There have still been some negatives, such as the moves of Terex Handlers and the Blizzard Corporation, and the regional economy's reliance on original equipment manufacturing and metal fabrication.
That area was one of the hardest hit in the 2008 downturn, the suddenness of which left businesses unprepared. The result was an immediate dropoff in orders and the loss of much of the engineering expertise in these companies.
"To see that step backwards was a big loss to the community," Musser said.
However, Musser said, many companies are rebounding from those lows. As the U.S. involvement in Iraq and Afghanistan winds down, companies are diversifying away from military spending; GS Engineering spun off a sister company for commercial ventures, and ThermoAnalytics is working on sports clothing.
Other promising ventures include the Superior Suppliers Network in Baraga County and the Greenforces Initiative, which develops green technologies for the military.

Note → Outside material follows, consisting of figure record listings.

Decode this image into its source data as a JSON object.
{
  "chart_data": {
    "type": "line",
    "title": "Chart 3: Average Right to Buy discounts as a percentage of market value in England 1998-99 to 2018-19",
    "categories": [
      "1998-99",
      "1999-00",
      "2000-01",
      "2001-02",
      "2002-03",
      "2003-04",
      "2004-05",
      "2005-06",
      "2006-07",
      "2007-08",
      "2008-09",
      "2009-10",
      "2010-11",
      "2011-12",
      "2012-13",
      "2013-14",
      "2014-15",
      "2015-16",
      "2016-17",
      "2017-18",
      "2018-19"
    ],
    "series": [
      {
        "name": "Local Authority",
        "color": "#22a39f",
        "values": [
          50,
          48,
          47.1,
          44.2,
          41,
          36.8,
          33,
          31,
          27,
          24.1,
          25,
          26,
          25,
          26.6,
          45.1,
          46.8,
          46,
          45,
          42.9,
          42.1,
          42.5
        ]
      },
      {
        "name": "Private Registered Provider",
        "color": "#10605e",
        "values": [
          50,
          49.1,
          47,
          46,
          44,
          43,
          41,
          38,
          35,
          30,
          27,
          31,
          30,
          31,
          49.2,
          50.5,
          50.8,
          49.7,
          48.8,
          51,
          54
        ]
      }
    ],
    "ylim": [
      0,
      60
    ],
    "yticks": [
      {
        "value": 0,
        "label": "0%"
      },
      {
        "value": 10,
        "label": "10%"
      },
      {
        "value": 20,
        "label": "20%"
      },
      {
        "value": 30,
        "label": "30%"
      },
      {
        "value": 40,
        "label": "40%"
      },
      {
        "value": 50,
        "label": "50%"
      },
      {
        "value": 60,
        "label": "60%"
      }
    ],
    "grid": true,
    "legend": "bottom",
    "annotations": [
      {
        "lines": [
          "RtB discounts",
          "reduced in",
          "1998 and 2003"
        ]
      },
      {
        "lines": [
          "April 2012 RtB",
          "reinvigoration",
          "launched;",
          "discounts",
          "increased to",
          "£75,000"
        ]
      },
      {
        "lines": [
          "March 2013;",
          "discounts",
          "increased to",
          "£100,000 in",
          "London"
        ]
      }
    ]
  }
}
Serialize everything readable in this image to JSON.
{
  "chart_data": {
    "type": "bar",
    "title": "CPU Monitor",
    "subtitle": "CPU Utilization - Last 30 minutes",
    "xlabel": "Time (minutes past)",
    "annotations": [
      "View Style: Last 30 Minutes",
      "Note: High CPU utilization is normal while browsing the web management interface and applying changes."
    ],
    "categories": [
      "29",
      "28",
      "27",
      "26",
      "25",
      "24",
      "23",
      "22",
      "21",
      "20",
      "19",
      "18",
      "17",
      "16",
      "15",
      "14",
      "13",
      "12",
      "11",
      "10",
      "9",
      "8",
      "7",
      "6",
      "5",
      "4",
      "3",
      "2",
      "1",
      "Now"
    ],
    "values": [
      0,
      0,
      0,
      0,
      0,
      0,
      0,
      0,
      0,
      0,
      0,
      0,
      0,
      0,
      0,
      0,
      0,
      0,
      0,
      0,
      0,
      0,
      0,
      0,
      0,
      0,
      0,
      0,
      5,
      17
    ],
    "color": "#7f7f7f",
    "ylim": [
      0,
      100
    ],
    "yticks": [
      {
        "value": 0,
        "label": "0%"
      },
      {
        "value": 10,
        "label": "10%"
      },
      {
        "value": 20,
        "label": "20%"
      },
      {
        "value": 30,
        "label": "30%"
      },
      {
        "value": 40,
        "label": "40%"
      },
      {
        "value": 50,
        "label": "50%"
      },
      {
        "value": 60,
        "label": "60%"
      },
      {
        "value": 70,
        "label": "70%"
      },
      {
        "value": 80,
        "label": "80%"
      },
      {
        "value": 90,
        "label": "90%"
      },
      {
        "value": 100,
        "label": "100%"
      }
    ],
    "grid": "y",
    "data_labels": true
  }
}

In the future, Musser said they're working on creating a bigger pipeline for manufacturing, technology and service start-ups and better transitioning of startups into stage 2 companies. From 2000 to 2009, employment in Stage 1 companies increased by 12.4 percent in Houghton and Baraga counties; for stage 2 companies, it decreased by 13.1 percent.
"Stage 2 is where you really grow your economy," Musser said.